If the debts of an LLC are not paid, creditors have the legal right to seize the bank accounts and assets of the LLC. However, the personal belongings of the individual, such as bank accounts, housing, automobiles are all considered exempt. The owner of the LLC will only expose how much money they have invested in the LLC.
Even with these types of restrictions, an LLC liability protection plan is an essential part of asset protection. Let’s take a look at a few additional pointers to help you maximize it.
Everything You Need To Know About LLC Personal Asset Protection
An LLC is not able to protect you in the form of personal liability if an individual files a lawsuit claiming your wrongdoing, whether it is a case of fraud, property negligence, or vandalism of property.
With this in mind, it is essential to have solid liability insurance coverage on hand. If you are your business is sued, this type of policy is going to offer you additional coverage from any legal damages that may be awarded against you and your business.
Keeping Business and Personal Separate
Shareholders that mix their personal property with any company assets have the ability to be held liable as an alter ego of the firm in corporate law. There is strong support that the court will typically extend this form of responsibility to LLC owners.
It is essential to keep all LLC funds and records separate from any personal finances to avoid the probability of alter ego liability. The LLC needs to have its own bank accounts, credit cards, and an additional account to receive payments. The name of the LLC needs to be placed on all letterhead, invoices, contracts, purchase orders, as well as any other important documents.
Additionally, your employees will be able to make a solid decision in regards to any issue without the need to worry if you are in favor or opposed to the decision. Even in the event that something was to go wrong, there is no need of them to worry about being fired because you are not personally involved.
Personal guarantees are one of the most typical reasons that so many small business owners find themselves responsible for company obligations. If an LLC is unable to make a payment, you agree to pay them if you have personally guaranteed on a loan or lease.
In some situations, you may be obligated to place a home or other personal asset up for a business loan. If the LLC fails in its overall responsibilities, the creditor may choose to seize personal assets to pay off the debt.

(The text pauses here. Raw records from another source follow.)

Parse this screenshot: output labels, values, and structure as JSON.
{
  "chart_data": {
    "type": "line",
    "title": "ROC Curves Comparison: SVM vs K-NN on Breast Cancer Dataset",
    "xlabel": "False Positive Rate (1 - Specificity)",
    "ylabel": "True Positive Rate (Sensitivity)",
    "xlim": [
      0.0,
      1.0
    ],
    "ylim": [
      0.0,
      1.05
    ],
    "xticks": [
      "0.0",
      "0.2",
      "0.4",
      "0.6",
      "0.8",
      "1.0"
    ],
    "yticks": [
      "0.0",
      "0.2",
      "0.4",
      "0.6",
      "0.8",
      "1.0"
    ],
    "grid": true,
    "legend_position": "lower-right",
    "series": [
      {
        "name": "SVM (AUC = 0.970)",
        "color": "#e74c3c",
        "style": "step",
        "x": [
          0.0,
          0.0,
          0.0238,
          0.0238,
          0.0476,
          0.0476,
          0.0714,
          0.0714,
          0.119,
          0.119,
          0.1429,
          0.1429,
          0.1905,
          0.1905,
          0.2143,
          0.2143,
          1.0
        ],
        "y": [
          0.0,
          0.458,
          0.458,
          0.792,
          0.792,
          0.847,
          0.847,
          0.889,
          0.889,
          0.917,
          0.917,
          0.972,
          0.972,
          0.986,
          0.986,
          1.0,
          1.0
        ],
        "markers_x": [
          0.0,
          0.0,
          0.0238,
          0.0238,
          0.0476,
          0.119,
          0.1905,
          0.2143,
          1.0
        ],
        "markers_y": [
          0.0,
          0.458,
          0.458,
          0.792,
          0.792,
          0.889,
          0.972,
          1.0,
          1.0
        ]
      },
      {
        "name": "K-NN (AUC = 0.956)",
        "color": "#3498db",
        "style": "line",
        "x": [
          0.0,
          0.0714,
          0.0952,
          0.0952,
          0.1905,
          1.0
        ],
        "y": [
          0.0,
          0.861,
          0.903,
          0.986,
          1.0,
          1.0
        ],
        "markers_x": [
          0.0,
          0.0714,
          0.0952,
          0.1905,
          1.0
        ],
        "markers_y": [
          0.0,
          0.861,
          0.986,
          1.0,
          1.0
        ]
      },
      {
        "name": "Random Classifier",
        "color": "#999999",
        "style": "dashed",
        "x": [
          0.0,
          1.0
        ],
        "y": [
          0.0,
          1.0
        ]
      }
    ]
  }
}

If your business is new, you can almost always expect to have to personally guarantee any form of significant transaction. However, when you form credit in the name of your LLC, demonstrate consistent revenue, and pay all bills on time, you will have more options in the future.
Keep Minimal Money in the Company
Creditors have the ability to use company assets to pay off debts. However, they are not able to use personal assets. With that in mind, it is generally wise to keep as little money in the business accounts as possible in an effort to minimize risk.
There are some limitations involved in this plan. If you already own money to a creditor and begin moving money out of the business, it could be considered a fraudulent transfer.
If you do not keep enough cash in the business to cover the necessary costs, a court may deem that you are liable for the undercapitalization of the business in an effort to defraud business creditors.
Safeguard Assets From Personal Creditors
It is important to realize that personal assets may be in jeopardy if legal action is taken against you as the result of a personal guarantee. However, there are certain strategies in many states that can still help save the majority of your personal assets.
In many jurisdictions, you may place your assets in a trust that is safe from creditors, however, this must be done years before there is any type of judgments or delinquent debts. Some property, such as retirement funds and your primary residence will be protected from creditors.
In order to find out if you would like to arrange your assets to help protect them from company liabilities, you should begin by consulting with a bankruptcy attorney or estate planner.
It is essential to business and personal finance separate, in addition to keeping proper insurance as a measure to keep your personal finances safe from commercial creditors. While there is no such thing as absolute protection, preparation is the key element to help avoid financial disaster.